How do you use the ratio test to test the convergence of the series #∑(4^n) /( 3^n + 1)# from n=1 to infinity?

Question

Emily Ammerman · Accepted Answer

Use the ratio test to find that this series diverges...

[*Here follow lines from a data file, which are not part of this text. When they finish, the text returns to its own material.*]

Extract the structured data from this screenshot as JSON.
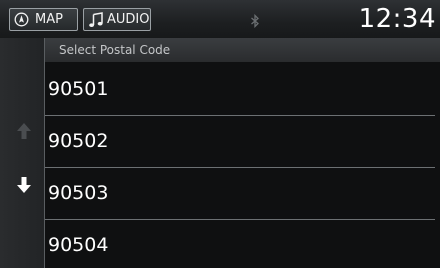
{
  "topbar": {
    "map_label": "MAP",
    "audio_label": "AUDIO",
    "clock": "12:34"
  },
  "list": {
    "title": "Select Postal Code",
    "items": [
      {
        "label": "90501"
      },
      {
        "label": "90502"
      },
      {
        "label": "90503"
      },
      {
        "label": "90504"
      }
    ]
  },
  "colors": {
    "background": "#0f1011",
    "text": "#ffffff",
    "separator": "#6c7073",
    "scroll_up_disabled": "#4a4d50",
    "scroll_down_active": "#ffffff"
  },
  "icons": {
    "map": "navigation-compass-icon",
    "audio": "music-note-icon",
    "status": "bluetooth-icon",
    "scroll_up": "arrow-up-icon",
    "scroll_down": "arrow-down-icon"
  }
}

Let #a_n = 4^n/(3^n+1)# Then: #a_(n+1)/a_n = (4^(n+1)/(3^(n+1)+1))/(4^n/(3^n + 1))# #=(4^(n+1)(3^n+1))/(4^n(3^(n+1)+1))# #=4/3*(1+3^-n)/(1+3^(-n-1))# So #lim_(n->oo) a_(n+1)/a_n = 4/3# Since this is greater than #1#, the series diverges.

Evelyn Agard · Answer

undefined To use the ratio test for the convergence of the series $\sum \frac{4^n}{3^n + 1}$, we compute the limit:

$$
L = \lim_{{n \to \infty}} \left|\frac{a_{n+1}}{a_n}\right|
$$

where $a_n = \frac{4^n}{3^n + 1}$.

First, find $a_{n+1}$ and $a_n$:

$$
a_{n+1} = \frac{4^{n+1}}{3^{n+1} + 1}, \quad a_n = \frac{4^n}{3^n + 1}
$$

Now, compute the ratio:

$$
\frac{a_{n+1}}{a_n} = \frac{\frac{4^{n+1}}{3^{n+1} + 1}}{\frac{4^n}{3^n + 1}}
$$

Simplify:

$$
\frac{a_{n+1}}{a_n} = \frac{4^{n+1}(3^n + 1)}{4^n(3^{n+1} + 1)} = \frac{4(3^n + 1)}{3(3^{n+1} + 1)}
$$

Simplify further:

$$
\frac{a_{n+1}}{a_n} = \frac{4}{3} \cdot \frac{3^n + 1}{3^{n+1} + 1}
$$

As $n$ approaches infinity, $\frac{3^n + 1}{3^{n+1} + 1}$ approaches $\frac{1}{3}$. Therefore,

$$
L = \frac{4}{3} \cdot \frac{1}{3} = \frac{4}{9}
$$

Since $L < 1$, by the ratio test, the series $\sum \frac{4^n}{3^n + 1}$ converges.